One of the great advantages of the SABRE propulsion concept is that it is totally modular from both design and operational perspectives. This means in practice that all of the key parts in the engine can be developed and tested individually before being integrated into the rest of the machine. Applying this principle to the whole propulsion system itself, it becomes apparent that the complete engine ‘core’ can be tested at ground-level static conditions, right up to its operational design condition of Mach 5, and 25 km altitude. This is only possible because of the unique operational characteristics of the Pre-Cooler, which sits in front of the main engine core. The Pre-Cooler ensures the core sees cool ambient air conditions, right up to that high speed operating point. There is thus no need to test the SABRE core at actual Mach 5 conditions.

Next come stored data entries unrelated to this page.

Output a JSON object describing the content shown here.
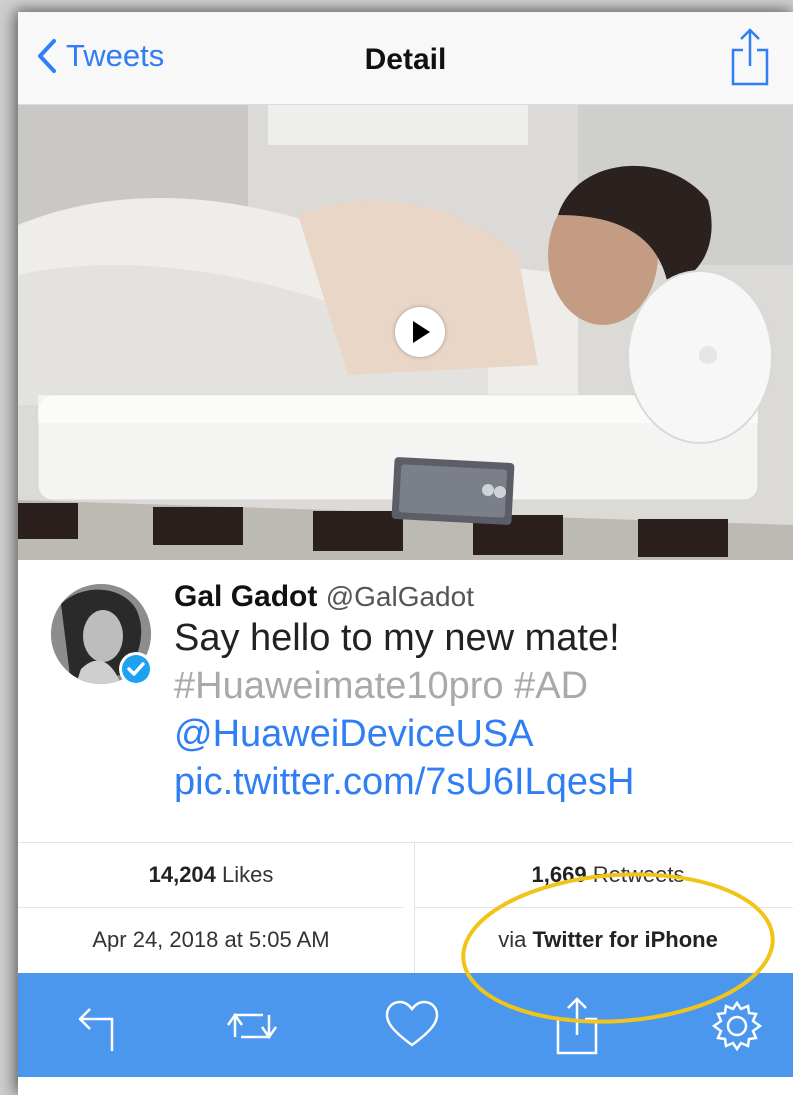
{
  "navbar": {
    "back_label": "Tweets",
    "title": "Detail",
    "share_icon": "share-icon"
  },
  "media": {
    "description_icon": "play-icon"
  },
  "tweet": {
    "name": "Gal Gadot",
    "handle": "@GalGadot",
    "text_line1": "Say hello to my new mate!",
    "hashtags": "#Huaweimate10pro #AD",
    "mention": "@HuaweiDeviceUSA",
    "link": "pic.twitter.com/7sU6ILqesH"
  },
  "stats": {
    "likes_count": "14,204",
    "likes_label": "Likes",
    "retweets_count": "1,669",
    "retweets_label": "Retweets",
    "date": "Apr 24, 2018 at 5:05 AM",
    "via_prefix": "via",
    "via_client": "Twitter for iPhone"
  },
  "toolbar": {
    "icons": [
      "reply-icon",
      "retweet-icon",
      "like-icon",
      "share-icon",
      "settings-icon"
    ]
  },
  "colors": {
    "accent": "#2f7ef5",
    "toolbar": "#4b97ee",
    "annotation_circle": "#f0c419"
  }
}
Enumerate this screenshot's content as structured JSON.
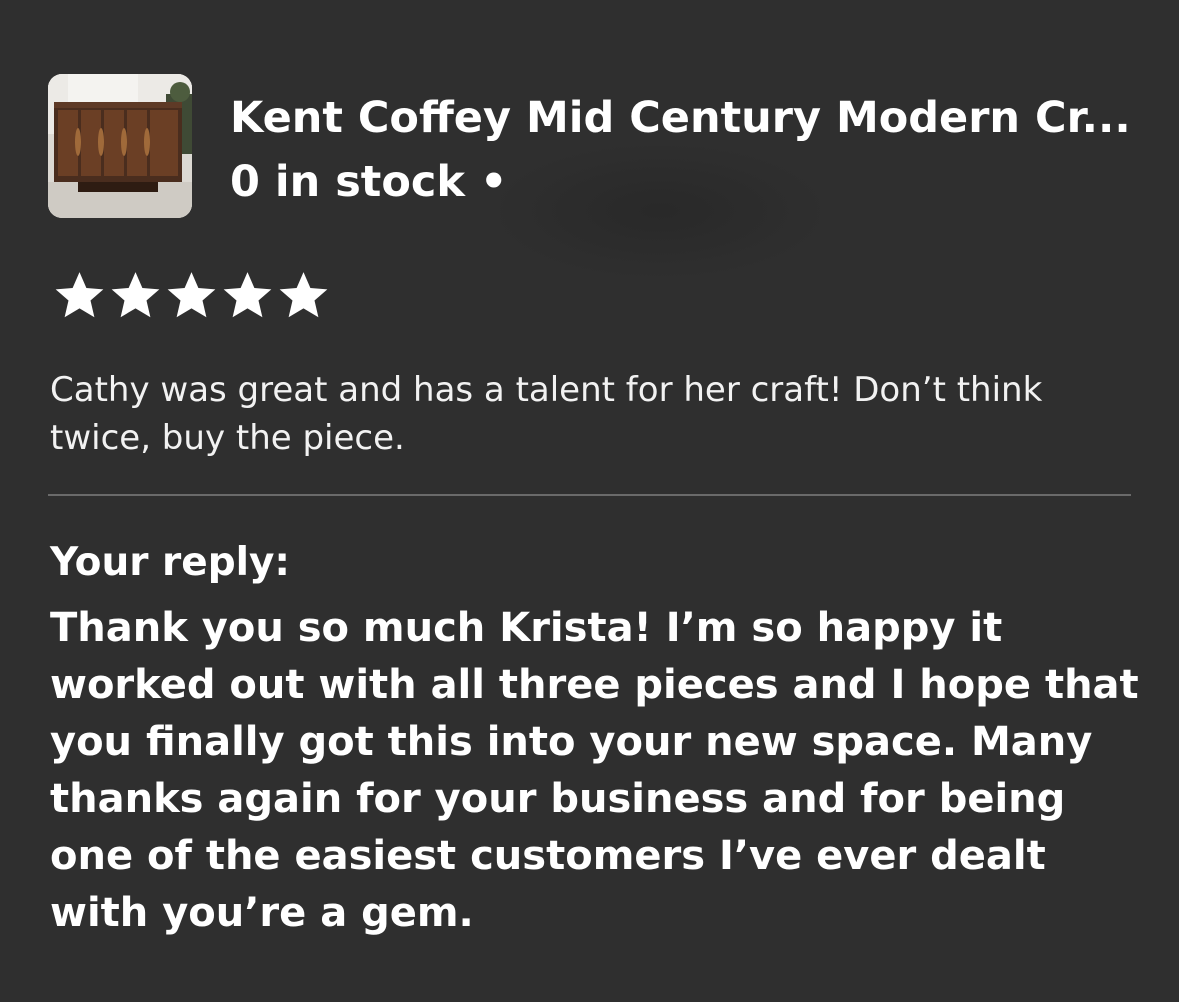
{
  "product": {
    "title": "Kent Coffey Mid Century Modern Cr...",
    "stock": "0 in stock •",
    "thumbnail_icon": "sideboard-photo"
  },
  "review": {
    "rating": 5,
    "rating_max": 5,
    "star_color": "#ffffff",
    "text": "Cathy was great and has a talent for her craft! Don’t think twice, buy the piece."
  },
  "reply": {
    "label": "Your reply:",
    "text": "Thank you so much Krista! I’m so happy it worked out with all three pieces and I hope that you finally got this into your new space. Many thanks again for your business and for being one of the easiest customers I’ve ever dealt with you’re a gem."
  },
  "colors": {
    "background": "#2f2f2f",
    "text": "#ffffff",
    "divider": "#6a6a6a"
  }
}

A major programme was launched in October 2016 to design, build and demonstrate a complete SABRE engine core, which is the whole engine minus the Pre-cooler and rocket nozzle (these systems are being developed separately). This Core design and development activity is a major undertaking, and will start delivering results in 2019, culminating in full system testing in 2020, at which point the world’s first air-breathing engine capable of accelerating from zero to Mach 5 will have been demonstrated.
Naturally this demonstrator engine has been designed at a scale that is totally representative of a SABRE flight engine and is completely consistent with the design of the new test facility, TF1 at Westcott.